Barbie? He-Man? Ghost Rider 2? Oh My! Who Said Good Cinema Was Dead?

As if the dirge accompanying this summer’s blockbusters wasn’t enough a whole slew of sweet-tooth for-the-dollars films were mentioned in the online pages of Variety today in three separate stories announcing sequels, reboots and more films based on toys.

First comes word Universal Pictures has made a deal with Mattel to build a live action film around, Barbie, its signature toy line. Producer Laurence Mark said the next step will be to canvas writers and decide a creative take for a family-friendly movie based on the popular doll. Perhaps I should go review the recently released Barbie and the Three Musketeers for future reference. I wonder if Aqua will be called in for the title track.

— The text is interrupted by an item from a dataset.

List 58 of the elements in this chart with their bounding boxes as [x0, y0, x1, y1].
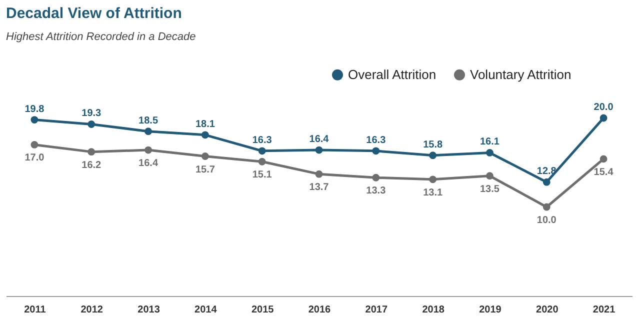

Next comes news that Sony has stepped in where Warner Bros. stepped out and is finalizing a deal to produce a bigscreen adaptation of He-Man and the Masters of the Universe, the popular action figure line from toymaker Mattel with Escape Artists shepherding the project.

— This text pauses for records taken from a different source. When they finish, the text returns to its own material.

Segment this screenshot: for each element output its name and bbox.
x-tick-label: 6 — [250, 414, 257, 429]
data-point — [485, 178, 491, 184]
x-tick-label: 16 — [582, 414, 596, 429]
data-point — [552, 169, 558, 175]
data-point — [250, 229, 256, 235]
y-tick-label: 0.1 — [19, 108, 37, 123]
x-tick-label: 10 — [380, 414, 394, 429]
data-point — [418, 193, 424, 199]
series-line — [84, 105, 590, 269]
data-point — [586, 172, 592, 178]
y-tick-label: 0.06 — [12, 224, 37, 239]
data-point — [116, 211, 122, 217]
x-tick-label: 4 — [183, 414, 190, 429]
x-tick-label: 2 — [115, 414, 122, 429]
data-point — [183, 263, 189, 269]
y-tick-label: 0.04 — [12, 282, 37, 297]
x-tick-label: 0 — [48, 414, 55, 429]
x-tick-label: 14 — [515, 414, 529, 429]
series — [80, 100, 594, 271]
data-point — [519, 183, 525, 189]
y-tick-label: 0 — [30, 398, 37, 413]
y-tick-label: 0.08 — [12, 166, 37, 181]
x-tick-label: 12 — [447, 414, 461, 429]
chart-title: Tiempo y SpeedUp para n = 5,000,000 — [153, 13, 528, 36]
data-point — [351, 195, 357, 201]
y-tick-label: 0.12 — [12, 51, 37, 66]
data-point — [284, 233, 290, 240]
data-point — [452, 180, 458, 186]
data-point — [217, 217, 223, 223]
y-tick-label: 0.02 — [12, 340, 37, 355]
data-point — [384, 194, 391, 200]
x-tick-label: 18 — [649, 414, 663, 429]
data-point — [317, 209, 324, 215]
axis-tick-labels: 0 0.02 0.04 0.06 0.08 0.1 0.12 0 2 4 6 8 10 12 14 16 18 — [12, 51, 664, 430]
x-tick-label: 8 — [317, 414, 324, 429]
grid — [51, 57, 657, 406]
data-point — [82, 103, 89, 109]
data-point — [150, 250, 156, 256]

When the project was last discussed, John Stevenson (Kung Fu Panda) was going to direct a script originally written by Justin Marks (Street Fighter: The Legend of Chun-Li) and then rewritten by Evan Daugherty. The film was titled Grayskull. However, rights to those scripts now belong to WB, meaning a new writer will likely be hired and Stevenson is no longer attached. Mattel wound up taking back the rights and leaving Warner Bros. after Mattel, the studio and Joel Silver couldn’t agree on the creative direction of the film.

Finally, the big kahuna, Mike Fleming is reporting that not only is the long talked about Ghost Rider 2 about to get underway with David Goyer in early talks to create the story and supervise writers for Columbia Pictures, but talk persists of Fox delivering a Daredevil reboot, a Silver Surfer film and the already announced reboot of Fantastic Four along with Universal’s continued work on adapting Sub-Mariner.

I didn’t read any of the speculative “what does it mean?” pieces all the bloggers wrote when Disney acquired Marvel, but one thing it definitely means is that everyone is now going to rush to get their respective Marvel titles in the can before the rights expire. Fleming writes:

The activity is necessary for those studios to keep the superhero properties. If the properties atrophy, they can be reclaimed by Marvel Entertainment, which happened with such properties as Dr. Strange, Black Panther and Iron Man, the latter of which languished at New Line before Marvel turned it into the self-financed blockbuster.

So basically, if a writers strike doesn’t rush a troubled project into theaters why not let business dealings do it for you. Long live quality cinema!